Le coût d’accès aux soins est-il aggravé par les cliniques privées, dont le poids via les fonds d’investissement va croissant notamment dans l’Ouest? Nathalie Destais, de l’Inspection générale de la santé, auteur d’un rapport récent sur cette question, a une réponse nuancée : pour des raisons stratégiques, les cliniques ont un profil que se rapproche de plus en plus de l’hôpital public.
En parlant d’inégalité, impossible de faire l’impasse sur les disparités de nature environnementale, à la présence ici et là d’éléments toxiques et morbides. En Bretagne, la question de l’eau reste majeure. La pollution par les nitrates d’origine agricole mobilise toute une série d’acteurs. Mais ils ne parviennent pas pour l’instant à juguler le phénomène des algues vertes, ces dernières étant passées récemment du statut de simple nuisance à celui de vrai danger pour la santé, à la suite de la mort d’animaux (cheval et sangliers). Sur les interrogations, les perceptions, l’évolution des normes, quatre universitaires : Emmanuelle Hellier, Nathalie Hervé-Fournereau, Nadia Dupont et Elisabeth Michel- Guillou donnent ici leur analyse.
Ces dernières années, le débat sur les inégalités de santé a eu tendance à se focaliser sur la question des « déserts médicaux ». Médecins de campagne non remplacés quand ils partent en retraite, difficulté à susciter des vocations, le dossier est lourd. On a incité financièrement les jeunes à s’installer, mais sans succès. Alors, la solution des Maisons de santé « pluri-professionnelles » est devenue la panacée. Une petite révolution, selon Daniel Coutant, chargé de mission à Harmonie Santé, à condition de ne pas oublier l’usager.
Le « désert » n’est pas que rural. La menace pèse aussi sur les villes. Dans le quartier populaire de Villejean à Rennes, les médecins militants de l’après 68 s’apprêtent à raccrocher sans successeurs, eux aussi. Sauf qu’une dynamique collective est en train de naître au sein d’une association réunissant plusieurs acteurs de la santé. Pour les médecins pionniers, c’est tout le rêve communautaire des années 70 durant lesquelles un projet de Maison de santé avait échoué qui refait surface. À l’autre bout de la ville, dans le quartier du Gast, soumis aux mêmes difficultés, une Maison de santé et un Pôle santé viennent déjà de se mettre en place.

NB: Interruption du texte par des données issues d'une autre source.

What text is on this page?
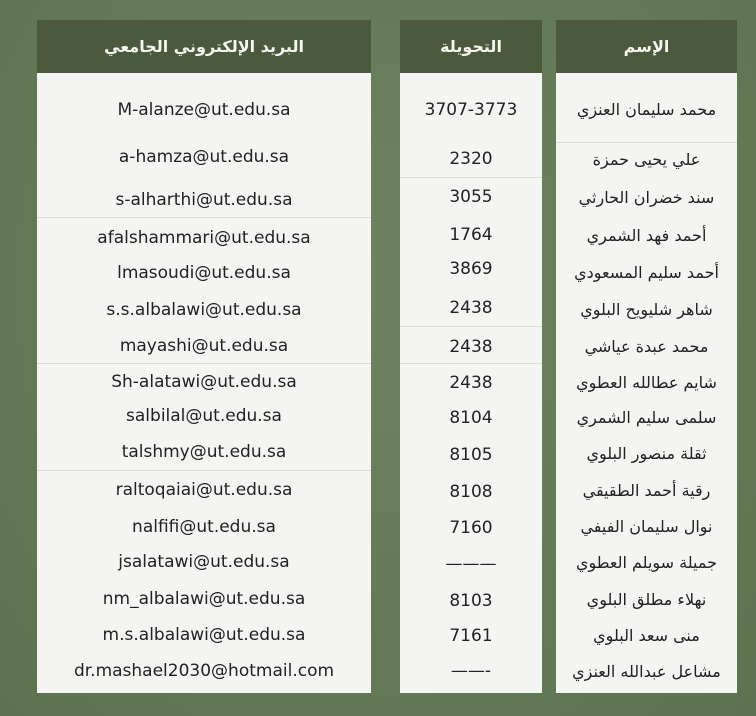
البريد الإلكتروني الجامعي
M-alanze@ut.edu.sa
a-hamza@ut.edu.sa
s-alharthi@ut.edu.sa
afalshammari@ut.edu.sa
lmasoudi@ut.edu.sa
s.s.albalawi@ut.edu.sa
mayashi@ut.edu.sa
Sh-alatawi@ut.edu.sa
salbilal@ut.edu.sa
talshmy@ut.edu.sa
raltoqaiai@ut.edu.sa
nalfifi@ut.edu.sa
jsalatawi@ut.edu.sa
nm_albalawi@ut.edu.sa
m.s.albalawi@ut.edu.sa
dr.mashael2030@hotmail.com
التحويلة
3707-3773
2320
3055
1764
3869
2438
2438
2438
8104
8105
8108
7160
———
8103
7161
——-
الإسم
محمد سليمان العنزي
علي يحيى حمزة
سند خضران الحارثي
أحمد فهد الشمري
أحمد سليم المسعودي
شاهر شليويح البلوي
محمد عبدة عياشي
شايم عطالله العطوي
سلمى سليم الشمري
ثقلة منصور البلوي
رقية أحمد الطقيقي
نوال سليمان الفيفي
جميلة سويلم العطوي
نهلاء مطلق البلوي
منى سعد البلوي
مشاعل عبدالله العنزي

Est-ce vraiment la solution ? Christian Saout, président du Collectif inter-associatif sur la santé, estime dans l’interview qu’il nous donne que ces expériences sont encore « trop timides » et qu’elle peuvent en campagne éloigner le patient du médecin, géographiquement parlant.
Autre type d’expérience dont Place Publique rend compte dans ce dossier : une rechercheaction dans le port de Nantes-Saint-Nazaire. Depuis vingt ans, un docker sur trois y est victime d’une maladie grave, indique la sociologue Véronique Daubas-Letourneux. Un programme s’est mis en place pour traquer et réduire les sources, souvent chimiques, des cancers constatés.

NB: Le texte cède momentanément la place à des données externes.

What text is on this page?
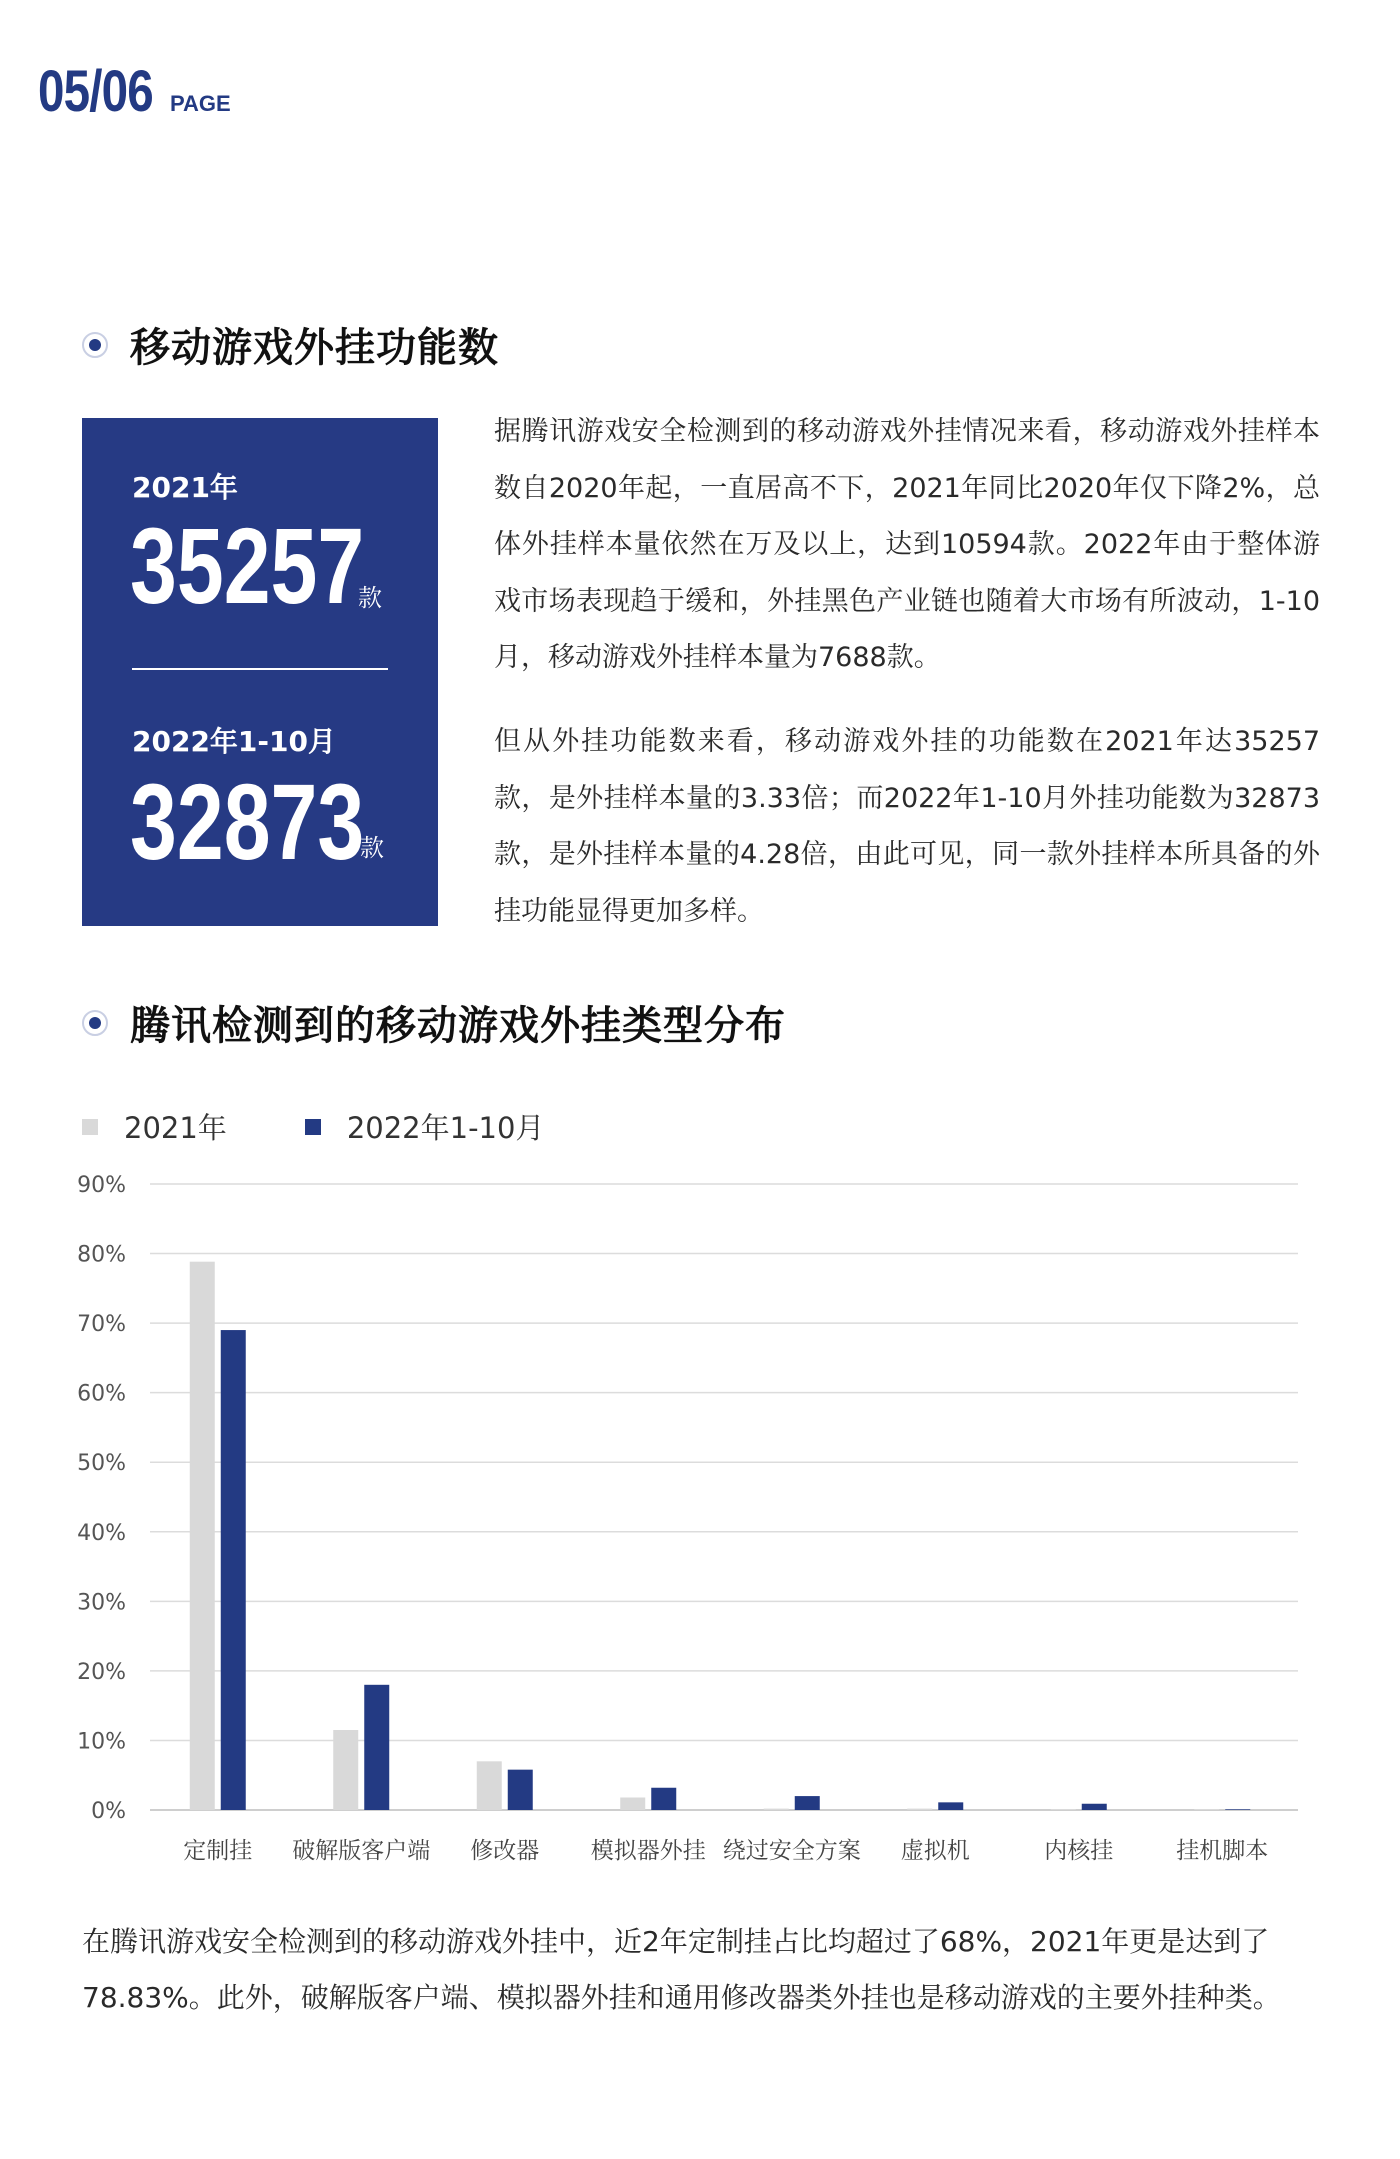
05/06 PAGE
移动游戏外挂功能数
2021年
35257
款
2022年1-10月
32873
款

据腾讯游戏安全检测到的移动游戏外挂情况来看，移动游戏外挂样本数自2020年起，一直居高不下，2021年同比2020年仅下降2%，总体外挂样本量依然在万及以上，达到10594款。2022年由于整体游戏市场表现趋于缓和，外挂黑色产业链也随着大市场有所波动，1-10月，移动游戏外挂样本量为7688款。

但从外挂功能数来看，移动游戏外挂的功能数在2021年达35257款，是外挂样本量的3.33倍；而2022年1-10月外挂功能数为32873款，是外挂样本量的4.28倍，由此可见，同一款外挂样本所具备的外挂功能显得更加多样。

腾讯检测到的移动游戏外挂类型分布
2021年	2022年1-10月
0%
10%
20%
30%
40%
50%
60%
70%
80%
90%
定制挂 破解版客户端 修改器 模拟器外挂 绕过安全方案 虚拟机	内核挂	挂机脚本

在腾讯游戏安全检测到的移动游戏外挂中，近2年定制挂占比均超过了68%，2021年更是达到了78.83%。此外，破解版客户端、模拟器外挂和通用修改器类外挂也是移动游戏的主要外挂种类。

La santé n’est pas que l’affaire des acteurs de terrain. Elle concerne au plus point le politique. Quatre personnalités de l’Ouest ayant eu ou ayant toujours des responsabilités dans les politiques de santé ont répondu à nos questions sur les inégalités de santé : Edmond Hervé, Claude Évin, Élisabeth Hubert et Jean-Luc Harousseau se rejoignent sur le diagnostic sinon sur les remèdes.
Enfin, la ministre de la Santé, Marisol Touraine dans l’interview qu’elle nous a accordé sur le même thème déclare : « Réduire les inégalités sociales et territoriales de santé est la priorité de la politique que je conduis ». Des leviers existent, affirme-t-elle. Mais les restrictions budgétaires permettront-elles de les actionner?